Cutting water consumption with the smart use of data

Hydroinformatics knowledge exchange meeting plunges into the digital transformation

The digital transformation of water utilities is about data, but not data alone. Social and organisational factors also play a major, if not decisive, role. These two perspectives came together during the fourth knowledge exchange meeting of the Hydroinformatics Platform, which focused on the drivers of the digital transformation in the water sector, and zoomed in on the use of data to predict and monitor water demand at a detailed level.

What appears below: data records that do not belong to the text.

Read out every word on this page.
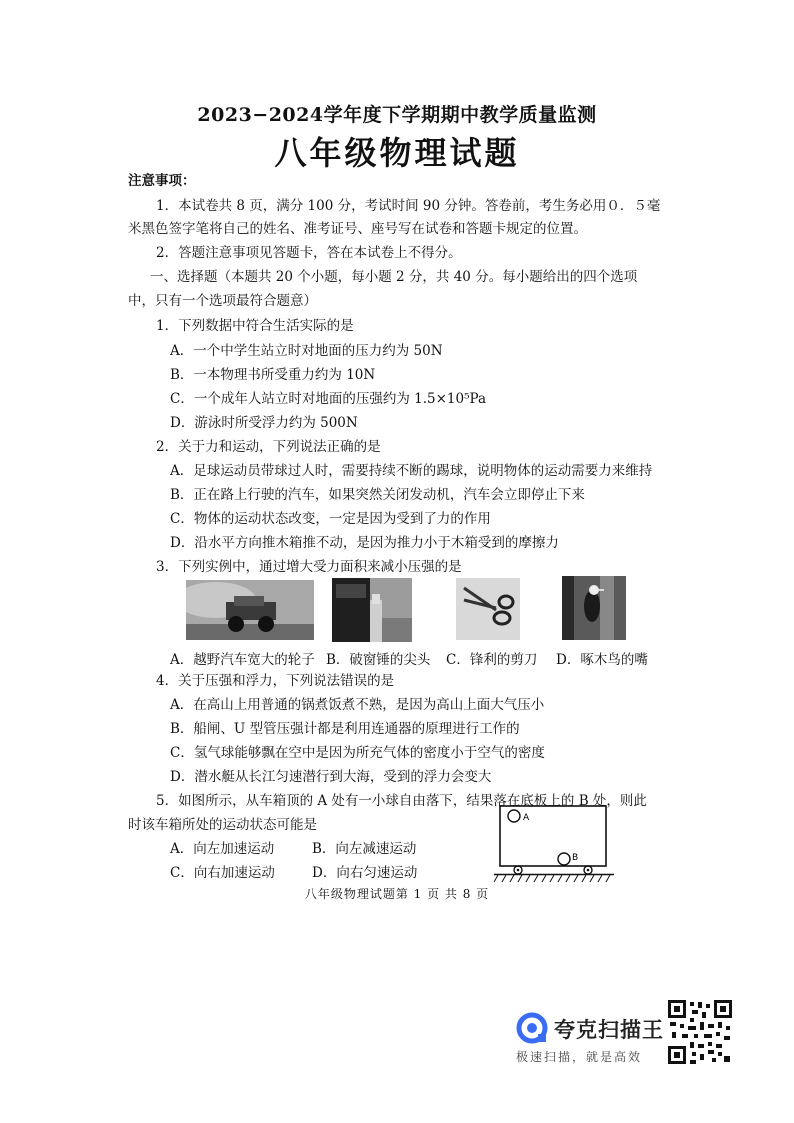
2023−2024学年度下学期期中教学质量监测
八年级物理试题
注意事项：
1．本试卷共 8 页，满分 100 分，考试时间 90 分钟。答卷前，考生务必用０．５毫
米黑色签字笔将自己的姓名、准考证号、座号写在试卷和答题卡规定的位置。
2．答题注意事项见答题卡，答在本试卷上不得分。
一、选择题（本题共 20 个小题，每小题 2 分，共 40 分。每小题给出的四个选项
中，只有一个选项最符合题意）
1．下列数据中符合生活实际的是
A．一个中学生站立时对地面的压力约为 50N
B．一本物理书所受重力约为 10N
C．一个成年人站立时对地面的压强约为 1.5×10⁵Pa
D．游泳时所受浮力约为 500N
2．关于力和运动，下列说法正确的是
A．足球运动员带球过人时，需要持续不断的踢球，说明物体的运动需要力来维持
B．正在路上行驶的汽车，如果突然关闭发动机，汽车会立即停止下来
C．物体的运动状态改变，一定是因为受到了力的作用
D．沿水平方向推木箱推不动，是因为推力小于木箱受到的摩擦力
3．下列实例中，通过增大受力面积来减小压强的是
A．越野汽车宽大的轮子 B．破窗锤的尖头 C．锋利的剪刀 D．啄木鸟的嘴
4．关于压强和浮力，下列说法错误的是
A．在高山上用普通的锅煮饭煮不熟，是因为高山上面大气压小
B．船闸、U 型管压强计都是利用连通器的原理进行工作的
C．氢气球能够飘在空中是因为所充气体的密度小于空气的密度
D．潜水艇从长江匀速潜行到大海，受到的浮力会变大
5．如图所示，从车箱顶的 A 处有一小球自由落下，结果落在底板上的 B 处，则此
时该车箱所处的运动状态可能是
A．向左加速运动	B．向左减速运动
C．向右加速运动	D．向右匀速运动
A
B
八年级物理试题第 1 页 共 8 页
夸克扫描王
极速扫描，就是高效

The Hydroinformatics Platform organises its knowledge exchange meetings in the context of the Joint Research Programme of KWR and the water utilities (BTO). An important goal is to exchange practical experience on the basis of a relevant theme. The last meeting turned the spotlights on how drinking water utilities are going through a digital transition and how this digitalisation can help to monitor and influence domestic water consumption. Presentations were given by researchers from Technische Universität Berlin and KWR.

Drivers for the digital transformation

Digital technology can help drinking water utilities to address challenges in the sector. At the same time, technological push often seems to the primary factor. That makes it unclear to what extent expectations are realistic and whether the best approach is to seek a technological solution for every challenge. Andrea Cominola (TU Berlin) told the meeting about his research, which involved interviewing 64 water utilities around the world to find out what drives them to undergo a digital transformation. The key drivers to emerge were the economic benefits (reducing costs and/or operating more cost-effectively) and climate change (such as the challenges of increasing water shortages). On the basis of his results, Cominola concludes that the techniques for digital transformation are adequate. However, effective adoption and application in cities to provide water security requires support from all stakeholders, including customers, business managers, staff and policymakers.

Modelling water demand for sustainable drinking water systems

Mirjam Blokker (KWR) discussed the options in place for modelling water demand at the domestic level. One of the models is SIMDEUM (SIMulation of water Demand, and End-Use Model), which was developed by KWR. This model generates stochastic drinking-water demand patterns at the level of individual taps and on a second-by-second basis. In this way, drinking water utilities can get to grips with domestic water consumption, and the design of sustainable and hygienic drinking-water systems with low energy consumption is coming within reach.

A data-driven drinking water utility (source: Andrea Cominola)

Smart water meters deliver long-term water savings

Andrea Cominola then took the floor again to talk about his research on the effects of smart water meters on domestic water savings. He distinguished between three types of driver for saving water: observable factors (such as household characteristics), hidden factors (such as habits and awareness), and external factors (such as temperature and water price). Cominola and his colleagues established strategies for each of these factors to influence water use through customised feedback, such as understanding levels of consumption during individual showers. In this way, we ended the meeting with a nice example of a data-driven approach, using data from smart water meters to provide customers with suggestions about how to save water.